Hitler and Braun lived together as husband and wife in the bunker for fewer than 40 hours. Late in the morning of 30 April, with the Soviets less than 500 metres from the bunker, Hitler had a meeting with General Helmuth Weidling, commander of the Berlin Defence Area, who informed Hitler that the Berlin garrison would probably run out of ammunition that night. Weidling asked Hitler for permission for a breakout, a request he had made unsuccessfully before. Hitler did not answer at first, and Weidling went back to his headquarters in the Bendlerblock, where at about 13:00 he got Hitler's permission to try a breakout that night.[41] Hitler, two secretaries, and his personal cook then had lunch, after which Hitler and Eva Braun said their personal farewells to members of the Führerbunker staff and fellow occupants, including the Goebbels family, Martin Bormann, the secretaries, and several military officers.
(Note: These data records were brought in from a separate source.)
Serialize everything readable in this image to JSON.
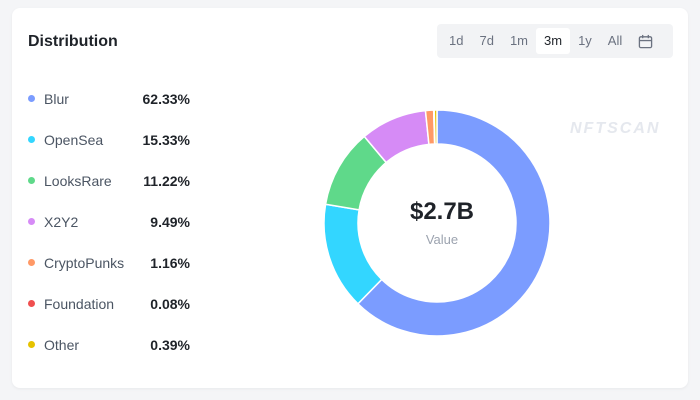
{
  "card": {
    "title": "Distribution"
  },
  "range": {
    "options": [
      "1d",
      "7d",
      "1m",
      "3m",
      "1y",
      "All"
    ],
    "selected": "3m"
  },
  "watermark": "NFTSCAN",
  "center": {
    "value": "$2.7B",
    "label": "Value"
  },
  "chart_data": {
    "type": "pie",
    "donut": true,
    "categories": [
      "Blur",
      "OpenSea",
      "LooksRare",
      "X2Y2",
      "CryptoPunks",
      "Foundation",
      "Other"
    ],
    "values": [
      62.33,
      15.33,
      11.22,
      9.49,
      1.16,
      0.08,
      0.39
    ],
    "value_labels": [
      "62.33%",
      "15.33%",
      "11.22%",
      "9.49%",
      "1.16%",
      "0.08%",
      "0.39%"
    ],
    "colors": [
      "#7b9cff",
      "#33d6ff",
      "#5fd98a",
      "#d68bf6",
      "#ff9966",
      "#f04f4f",
      "#e6c200"
    ],
    "legend": "left"
  }
}
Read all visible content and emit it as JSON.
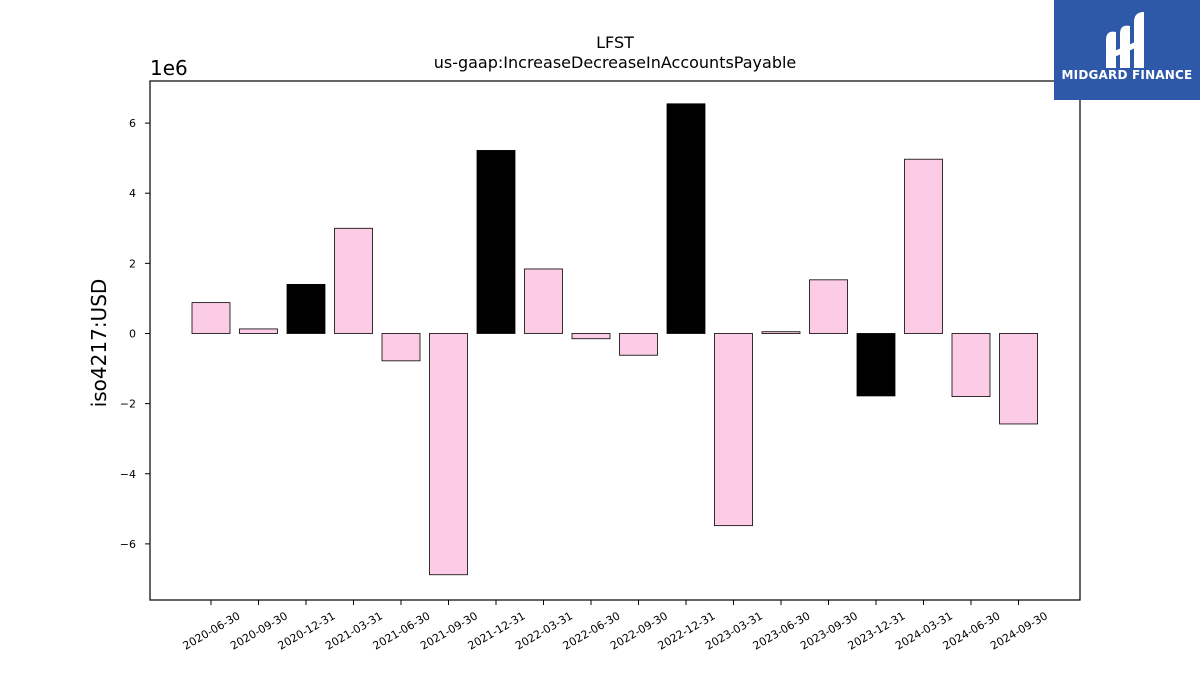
{
  "chart_data": {
    "type": "bar",
    "title": "LFST",
    "subtitle": "us-gaap:IncreaseDecreaseInAccountsPayable",
    "xlabel": "",
    "ylabel": "iso4217:USD",
    "y_multiplier": "1e6",
    "ylim": [
      -7.6,
      7.2
    ],
    "yticks": [
      -6,
      -4,
      -2,
      0,
      2,
      4,
      6
    ],
    "ytick_labels": [
      "−6",
      "−4",
      "−2",
      "0",
      "2",
      "4",
      "6"
    ],
    "categories": [
      "2020-06-30",
      "2020-09-30",
      "2020-12-31",
      "2021-03-31",
      "2021-06-30",
      "2021-09-30",
      "2021-12-31",
      "2022-03-31",
      "2022-06-30",
      "2022-09-30",
      "2022-12-31",
      "2023-03-31",
      "2023-06-30",
      "2023-09-30",
      "2023-12-31",
      "2024-03-31",
      "2024-06-30",
      "2024-09-30"
    ],
    "values": [
      0.88,
      0.13,
      1.4,
      3.0,
      -0.78,
      -6.88,
      5.22,
      1.84,
      -0.15,
      -0.62,
      6.55,
      -5.48,
      0.05,
      1.53,
      -1.78,
      4.97,
      -1.8,
      -2.58
    ],
    "bar_colors": [
      "#fccce6",
      "#fccce6",
      "#000000",
      "#fccce6",
      "#fccce6",
      "#fccce6",
      "#000000",
      "#fccce6",
      "#fccce6",
      "#fccce6",
      "#000000",
      "#fccce6",
      "#fccce6",
      "#fccce6",
      "#000000",
      "#fccce6",
      "#fccce6",
      "#fccce6"
    ],
    "grid": false
  },
  "logo": {
    "text": "MIDGARD FINANCE",
    "color": "#2e58a8"
  }
}
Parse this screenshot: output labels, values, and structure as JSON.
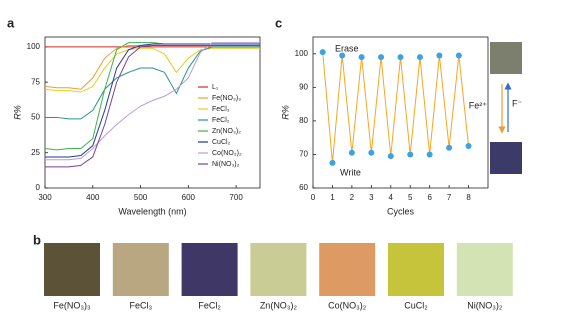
{
  "chart_data": [
    {
      "panel_label": "a",
      "type": "line",
      "x_label": "Wavelength (nm)",
      "y_label": "R%",
      "x": [
        300,
        325,
        350,
        375,
        400,
        425,
        450,
        475,
        500,
        525,
        550,
        575,
        600,
        625,
        650,
        675,
        700,
        725,
        750
      ],
      "xlim": [
        300,
        750
      ],
      "ylim": [
        0,
        107
      ],
      "xticks": [
        300,
        400,
        500,
        600,
        700
      ],
      "yticks": [
        0,
        25,
        50,
        75,
        100
      ],
      "legend": "right",
      "series": [
        {
          "name": "L₁",
          "color": "#d62728",
          "values": [
            100,
            100,
            100,
            100,
            100,
            100,
            100,
            100,
            100,
            100,
            100,
            100,
            100,
            100,
            100,
            100,
            100,
            100,
            100
          ]
        },
        {
          "name": "Fe(NO₃)₃",
          "color": "#f29b30",
          "values": [
            72,
            71,
            71,
            70,
            78,
            92,
            99,
            101,
            101,
            101,
            101,
            101,
            101,
            101,
            101,
            101,
            101,
            101,
            101
          ]
        },
        {
          "name": "FeCl₃",
          "color": "#e8cf1c",
          "values": [
            70,
            69,
            69,
            68,
            72,
            85,
            95,
            98,
            99,
            99,
            95,
            82,
            92,
            98,
            99,
            99,
            99,
            99,
            99
          ]
        },
        {
          "name": "FeCl₂",
          "color": "#22978a",
          "values": [
            50,
            50,
            49,
            49,
            55,
            70,
            78,
            82,
            85,
            85,
            82,
            67,
            85,
            97,
            100,
            100,
            100,
            100,
            100
          ]
        },
        {
          "name": "Zn(NO₃)₂",
          "color": "#3cb44b",
          "values": [
            28,
            27,
            28,
            28,
            35,
            70,
            98,
            103,
            103,
            103,
            102,
            102,
            102,
            102,
            102,
            102,
            102,
            102,
            102
          ]
        },
        {
          "name": "CuCl₂",
          "color": "#1f3a93",
          "values": [
            22,
            22,
            22,
            23,
            30,
            55,
            85,
            98,
            101,
            102,
            102,
            102,
            102,
            102,
            102,
            102,
            102,
            102,
            102
          ]
        },
        {
          "name": "Co(NO₃)₂",
          "color": "#b79ddb",
          "values": [
            20,
            20,
            20,
            21,
            28,
            37,
            45,
            52,
            58,
            62,
            65,
            70,
            78,
            96,
            103,
            103,
            103,
            103,
            103
          ]
        },
        {
          "name": "Ni(NO₃)₂",
          "color": "#7b3f9e",
          "values": [
            15,
            15,
            15,
            16,
            22,
            45,
            75,
            93,
            100,
            101,
            101,
            101,
            101,
            101,
            101,
            101,
            101,
            101,
            101
          ]
        }
      ]
    },
    {
      "panel_label": "c",
      "type": "line",
      "x_label": "Cycles",
      "y_label": "R%",
      "x": [
        0.5,
        1,
        1.5,
        2,
        2.5,
        3,
        3.5,
        4,
        4.5,
        5,
        5.5,
        6,
        6.5,
        7,
        7.5,
        8
      ],
      "xlim": [
        0,
        9
      ],
      "ylim": [
        60,
        105
      ],
      "xticks": [
        0,
        1,
        2,
        3,
        4,
        5,
        6,
        7,
        8
      ],
      "yticks": [
        60,
        70,
        80,
        90,
        100
      ],
      "markers": true,
      "marker_color": "#3ba3e2",
      "annotations": [
        "Erase",
        "Write",
        "Fe²⁺",
        "F⁻"
      ],
      "series": [
        {
          "color": "#f5a623",
          "values": [
            100.5,
            67.5,
            99.5,
            70.5,
            99,
            70.5,
            99,
            69.5,
            99,
            70,
            99,
            70,
            99.5,
            72,
            99.5,
            72.5
          ]
        }
      ]
    }
  ],
  "swatch_panel": {
    "label": "b",
    "items": [
      {
        "label": "Fe(NO₃)₃",
        "color": "#5b5237"
      },
      {
        "label": "FeCl₃",
        "color": "#b9a782"
      },
      {
        "label": "FeCl₂",
        "color": "#3f3765"
      },
      {
        "label": "Zn(NO₃)₂",
        "color": "#c9cc95"
      },
      {
        "label": "Co(NO₃)₂",
        "color": "#dd9a62"
      },
      {
        "label": "CuCl₂",
        "color": "#c6c43a"
      },
      {
        "label": "Ni(NO₃)₂",
        "color": "#d3e3b4"
      }
    ]
  }
}
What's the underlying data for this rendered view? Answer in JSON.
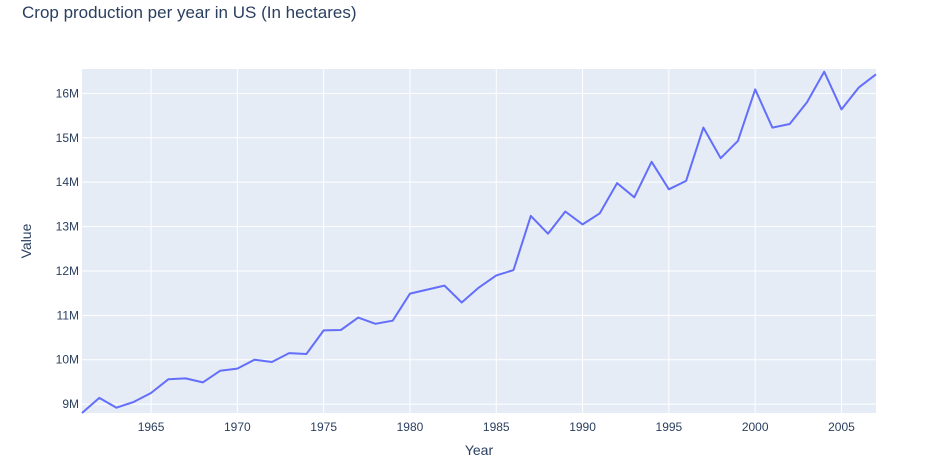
{
  "chart_data": {
    "type": "line",
    "title": "Crop production per year in US (In hectares)",
    "xlabel": "Year",
    "ylabel": "Value",
    "xlim": [
      1961,
      2007
    ],
    "ylim": [
      8.8,
      16.55
    ],
    "x_ticks": [
      1965,
      1970,
      1975,
      1980,
      1985,
      1990,
      1995,
      2000,
      2005
    ],
    "y_ticks": [
      9,
      10,
      11,
      12,
      13,
      14,
      15,
      16
    ],
    "y_tick_labels": [
      "9M",
      "10M",
      "11M",
      "12M",
      "13M",
      "14M",
      "15M",
      "16M"
    ],
    "grid": true,
    "legend": "none",
    "colors": {
      "line": "#636efa",
      "plot_bg": "#e5ecf6",
      "grid": "#ffffff",
      "text": "#2a3f5f"
    },
    "series": [
      {
        "x": [
          1961,
          1962,
          1963,
          1964,
          1965,
          1966,
          1967,
          1968,
          1969,
          1970,
          1971,
          1972,
          1973,
          1974,
          1975,
          1976,
          1977,
          1978,
          1979,
          1980,
          1981,
          1982,
          1983,
          1984,
          1985,
          1986,
          1987,
          1988,
          1989,
          1990,
          1991,
          1992,
          1993,
          1994,
          1995,
          1996,
          1997,
          1998,
          1999,
          2000,
          2001,
          2002,
          2003,
          2004,
          2005,
          2006,
          2007
        ],
        "values": [
          8.8,
          9.14,
          8.92,
          9.05,
          9.25,
          9.56,
          9.58,
          9.49,
          9.75,
          9.8,
          10.0,
          9.95,
          10.15,
          10.13,
          10.66,
          10.67,
          10.95,
          10.81,
          10.88,
          11.49,
          11.58,
          11.67,
          11.29,
          11.63,
          11.9,
          12.02,
          13.24,
          12.84,
          13.34,
          13.05,
          13.3,
          13.98,
          13.66,
          14.46,
          13.84,
          14.03,
          15.23,
          14.54,
          14.93,
          16.09,
          15.23,
          15.31,
          15.8,
          16.49,
          15.64,
          16.13,
          16.43
        ]
      }
    ]
  }
}
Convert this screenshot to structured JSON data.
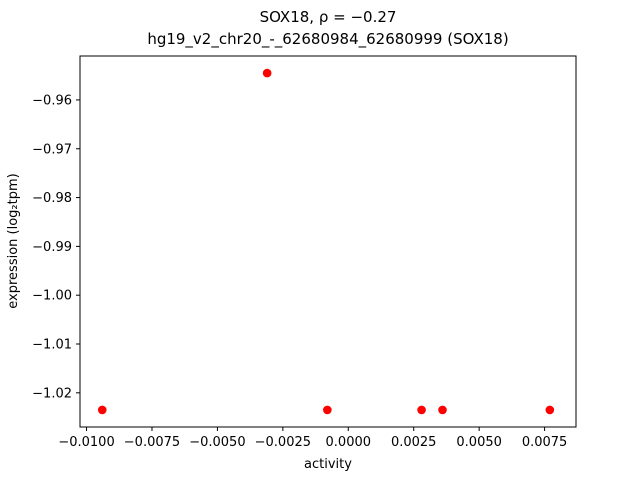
{
  "chart_data": {
    "type": "scatter",
    "title": "SOX18, ρ = −0.27",
    "subtitle": "hg19_v2_chr20_-_62680984_62680999 (SOX18)",
    "xlabel": "activity",
    "ylabel": "expression (log₂tpm)",
    "xlim": [
      -0.01025,
      0.0087
    ],
    "ylim": [
      -1.027,
      -0.951
    ],
    "grid": false,
    "legend": "none",
    "marker_color": "#ff0000",
    "xticks": {
      "values": [
        -0.01,
        -0.0075,
        -0.005,
        -0.0025,
        0.0,
        0.0025,
        0.005,
        0.0075
      ],
      "labels": [
        "−0.0100",
        "−0.0075",
        "−0.0050",
        "−0.0025",
        "0.0000",
        "0.0025",
        "0.0050",
        "0.0075"
      ]
    },
    "yticks": {
      "values": [
        -0.96,
        -0.97,
        -0.98,
        -0.99,
        -1.0,
        -1.01,
        -1.02
      ],
      "labels": [
        "−0.96",
        "−0.97",
        "−0.98",
        "−0.99",
        "−1.00",
        "−1.01",
        "−1.02"
      ]
    },
    "points": [
      {
        "x": -0.0094,
        "y": -1.0235
      },
      {
        "x": -0.0031,
        "y": -0.9545
      },
      {
        "x": -0.0008,
        "y": -1.0235
      },
      {
        "x": 0.0028,
        "y": -1.0235
      },
      {
        "x": 0.0036,
        "y": -1.0235
      },
      {
        "x": 0.0077,
        "y": -1.0235
      }
    ]
  }
}
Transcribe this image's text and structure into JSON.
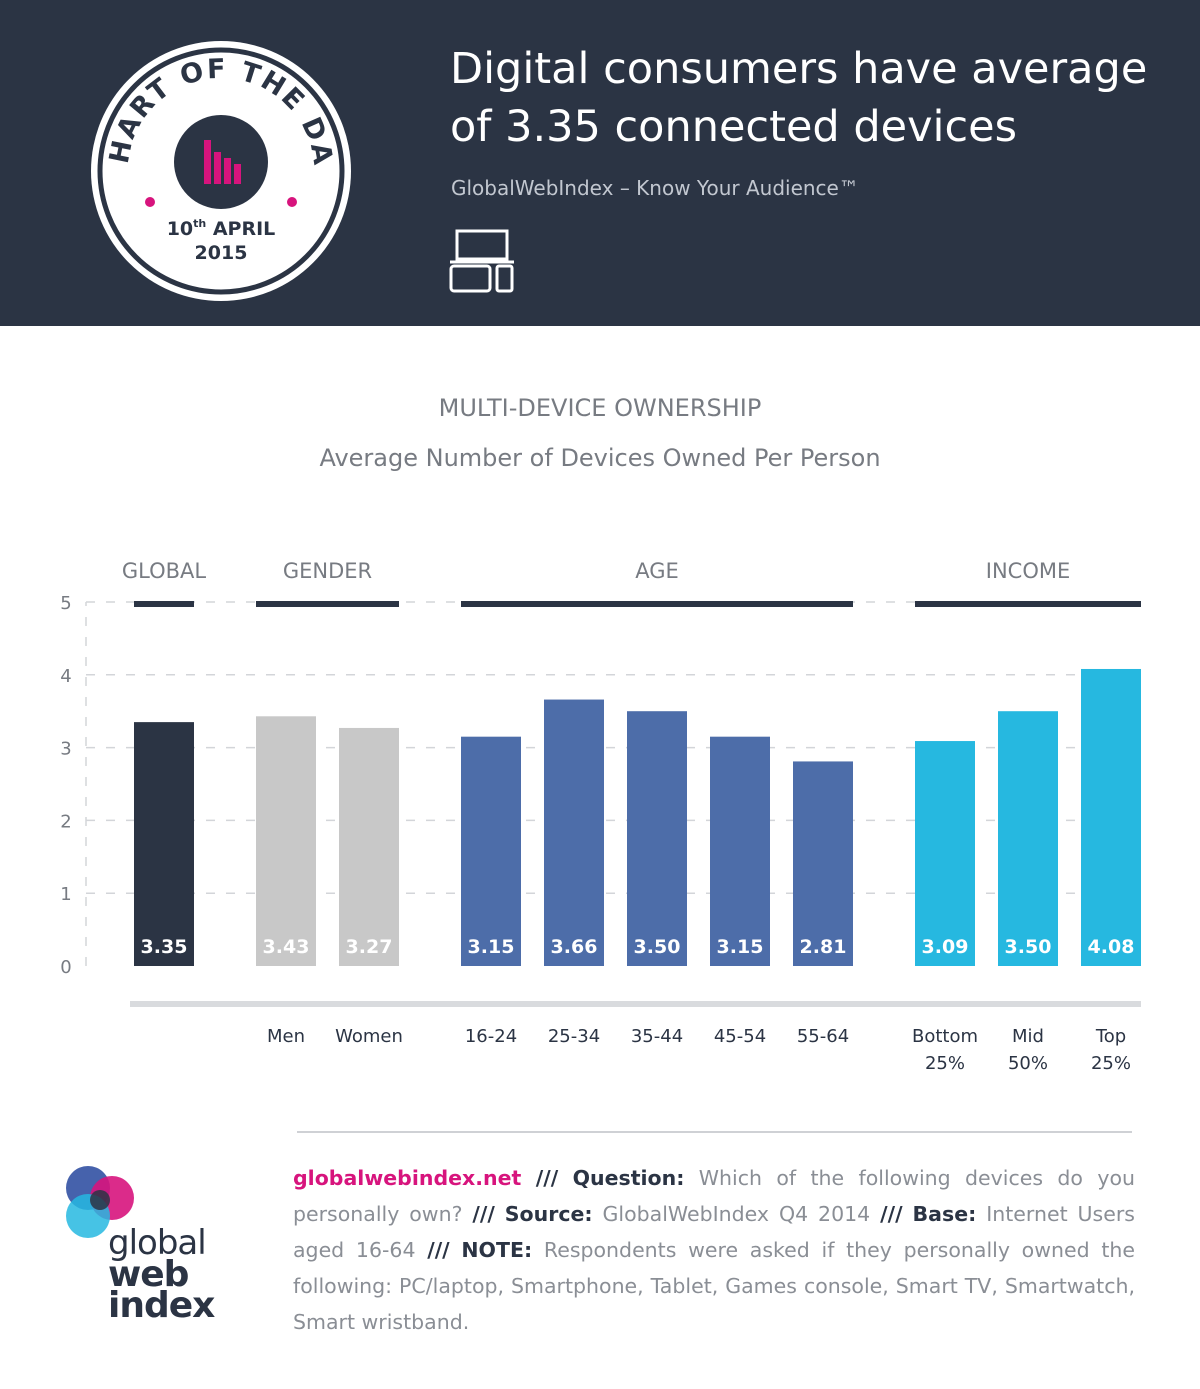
{
  "badge": {
    "arc_text": "CHART OF THE DAY",
    "day": "10",
    "day_suffix": "th",
    "month": "APRIL",
    "year": "2015"
  },
  "header": {
    "headline_line1": "Digital consumers have average",
    "headline_line2": "of 3.35 connected devices",
    "subline": "GlobalWebIndex – Know Your Audience™",
    "devices_icon": "devices-icon"
  },
  "colors": {
    "header_bg": "#2b3444",
    "global": "#2b3444",
    "gender": "#c8c8c8",
    "age": "#4d6da9",
    "income": "#26b8e0",
    "accent": "#d7147d"
  },
  "chart_data": {
    "type": "bar",
    "title": "MULTI-DEVICE OWNERSHIP",
    "subtitle": "Average Number of Devices Owned Per Person",
    "ylim": [
      0,
      5
    ],
    "yticks": [
      "0",
      "1",
      "2",
      "3",
      "4",
      "5"
    ],
    "grid": true,
    "groups": [
      {
        "label": "GLOBAL",
        "color": "#2b3444",
        "categories": [
          ""
        ],
        "category_lines": [
          [
            ""
          ]
        ],
        "values": [
          3.35
        ],
        "value_labels": [
          "3.35"
        ]
      },
      {
        "label": "GENDER",
        "color": "#c8c8c8",
        "categories": [
          "Men",
          "Women"
        ],
        "category_lines": [
          [
            "Men"
          ],
          [
            "Women"
          ]
        ],
        "values": [
          3.43,
          3.27
        ],
        "value_labels": [
          "3.43",
          "3.27"
        ]
      },
      {
        "label": "AGE",
        "color": "#4d6da9",
        "categories": [
          "16-24",
          "25-34",
          "35-44",
          "45-54",
          "55-64"
        ],
        "category_lines": [
          [
            "16-24"
          ],
          [
            "25-34"
          ],
          [
            "35-44"
          ],
          [
            "45-54"
          ],
          [
            "55-64"
          ]
        ],
        "values": [
          3.15,
          3.66,
          3.5,
          3.15,
          2.81
        ],
        "value_labels": [
          "3.15",
          "3.66",
          "3.50",
          "3.15",
          "2.81"
        ]
      },
      {
        "label": "INCOME",
        "color": "#26b8e0",
        "categories": [
          "Bottom 25%",
          "Mid 50%",
          "Top 25%"
        ],
        "category_lines": [
          [
            "Bottom",
            "25%"
          ],
          [
            "Mid",
            "50%"
          ],
          [
            "Top",
            "25%"
          ]
        ],
        "values": [
          3.09,
          3.5,
          4.08
        ],
        "value_labels": [
          "3.09",
          "3.50",
          "4.08"
        ]
      }
    ]
  },
  "footer": {
    "site": "globalwebindex.net",
    "sep": "///",
    "question_label": "Question:",
    "question_text": "Which of the following devices do you personally own?",
    "source_label": "Source:",
    "source_text": "GlobalWebIndex Q4 2014",
    "base_label": "Base:",
    "base_text": "Internet Users aged 16-64",
    "note_label": "NOTE:",
    "note_text": "Respondents were asked if they personally owned the following: PC/laptop, Smartphone, Tablet, Games console, Smart TV, Smartwatch, Smart wristband.",
    "logo_line1": "global",
    "logo_line2": "web",
    "logo_line3": "index"
  }
}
At around 14:30 Adolf and Eva Hitler went into Hitler's personal study.[41]Several witnesses later reported hearing a loud gunshot at around 15:30. After waiting a few minutes, Hitler's valet, Heinz Linge, with Bormann at his side, opened the door to the study. Linge later stated he immediately noted a scent of burnt almonds, a common observation made in the presence of prussic acid, the aqueous form of hydrogen cyanide.[42] Hitler's SS adjutant, Sturmbannführer Otto Günsche, entered the study and found the lifeless bodies seated on a sofa. Eva, with her legs drawn up together, was to Hitler's left and slumped away from him. Günsche stated that Hitler "... sat ... sunken over, with blood dripping out of his right temple. He had shot himself with his own pistol, a Walther PPK 7.65".[43][42][44] The gun lay at his feet[42] and according to Oberscharführer Rochus Misch, however, Hitler's head was lying on the table in front of him.[45] Blood dripping from Hitler's right temple and chin had made a large stain on the right arm of the sofa and was pooling on the carpet. According to Linge, Eva's body had no visible physical wounds, and her face showed how she had died—cyanide poisoning.[46] Günsche and Mohnke stated "unequivocally" that all outsiders and those performing duties and work in the bunker "did not have any access" to Hitler's private living quarters during the "decisive" time of death between 15:00 and 16:00.[47]

Günsche exited the study and announced that the Führer was dead. The two bodies were carried up the stairs to ground level and through the bunker's emergency exit to the garden behind the Reich Chancellery, where they were doused with petrol.[48] After the first attempts to ignite the petrol did not work, Linge went back inside the bunker and returned with a thick roll of papers. Bormann lit the papers and threw the torch onto the bodies. As the two corpses caught fire, a small group, including Bormann, Günsche, Linge, Goebbels, Peter Högl, Ewald Lindloff, and Hans Reisser, raised their arms in salute as they stood just inside the bunker doorway.[48]

At around 16:15, Linge ordered SS-Untersturmführer Heinz Krüger and SS-Oberscharführer Werner Schwiedel to roll up the rug in Hitler's study to burn it. The two men removed the blood stained rug, carried it up the stairs and outside to the Chancellery garden. There the rug was placed on the ground and burned.[49]

On and off during the afternoon, the Soviets shelled the area in and around the Reich Chancellery. SS guards brought over additional cans of petrol to further burn the corpses. Linge later noted the fire did not completely destroy the remains, as the corpses were being burned in the open, where the distribution of heat varies.[50] The burning of the corpses lasted from 16:00 to 18:30.[51] The remains were covered up in a shallow bomb crater at around 18:30 by Lindloff and Reisser.